Today unfortunately Villa Bertone is no longer a patrician country seat, but has been transformed into residences, extrapolated from what is left of the ancient grounds.
Tomassetti tells us how is in the Nineteenth Century through the evidence of tombs we can trace a rural population of the last period of the Roman Empire in the grounds of the Maranella with the remains of a swimming pool of the New Aniene Aqueduct. In the same place various ancient boundary stones have been discovered indicating the course of the Acqua Giulia before it joins the Tepula and the Marcia - and also traces of the Claudian and Aniene Aqueducts.
To the N. E. a few hundred metres away, there passed in Roman times the via Castrimeniense direct from Castrimoenium (the modern Marino), which was in use even in the Middle Ages.
Also, other discoveries made at the Casale Maranella by the Pellizzani family at the end of the Nineteenth Century include a statuette of Diana (?) with dog leaping up behind her, transferred to the Villa Sartori Pellizzoni at Grottaferrata.
Going further back, according to Tomassetti, these grounds were once a holding in the Middle Ages called the "Casale de Marana", property of the church of Santa Maria Nova.
These grounds remained the property of this church until the end of the Nineteenth Century.
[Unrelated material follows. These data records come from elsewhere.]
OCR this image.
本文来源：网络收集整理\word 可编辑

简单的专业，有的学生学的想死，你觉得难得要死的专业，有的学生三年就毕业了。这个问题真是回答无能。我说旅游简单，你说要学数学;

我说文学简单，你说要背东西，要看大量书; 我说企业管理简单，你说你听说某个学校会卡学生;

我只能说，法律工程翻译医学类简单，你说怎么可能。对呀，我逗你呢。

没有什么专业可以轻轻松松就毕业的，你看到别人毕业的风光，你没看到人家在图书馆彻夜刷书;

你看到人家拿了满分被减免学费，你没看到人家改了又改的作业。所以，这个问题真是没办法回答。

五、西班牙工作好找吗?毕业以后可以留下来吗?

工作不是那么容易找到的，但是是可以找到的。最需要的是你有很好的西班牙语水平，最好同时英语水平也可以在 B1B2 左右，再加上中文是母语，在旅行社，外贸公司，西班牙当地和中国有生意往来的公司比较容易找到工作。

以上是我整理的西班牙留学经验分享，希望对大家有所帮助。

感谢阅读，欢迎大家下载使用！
Around the Sixteenth Century the place-name Casale della Maranella appears.
Today the casale, as Signora Tagliaferri informs us, consists of two separate farmhouses, very similar to each other. One of these, no longer in use, is rapidly deteriorating. The porticos of the two buildings face each other.
The central part of each is higher so the whole form has, as it was, wings.
It is characterised by formal elements like the underlining of string courses and pilasters.
The farmhouse still inhabited has been restructured over the years, with some arches closed and some rectangular apertures created - so varying the compositional rhythm. The group of service buildings has an elongated form. The architectural features of these buildings constitute something unique in the whole panorama of the Campagna Romana.
They reveal Lombard origins emphasized also by bands in two colours of the plaster of the exterior which though faded can still be noticed. We may also note that the owners have created inside the complex a beautiful garden, like a small botanical garden, with a romantic atmosphere.
The whole area is included in the Territorial Landscape Plan, "Park of the Appia Antica and neighbouring zones" (art. 1 lettera "m" lg. n. 431 dell'08/08/1985, località Capannelle - Barbuta).
The Maranella farmhouse appears on the map of the Campagna Romana appended to the New Regulatory Plan.
The moat of the Acqua Mariana, of considerable historic importance, is defined in the Ecological Framework of the plan as a Secondary Component.
We may note that on the edge of the area two ancient aqueducts pass below ground level, the Claudio and the Anio Novus, and near the farmhouse a little beyond the moat there are two connected swimming pools.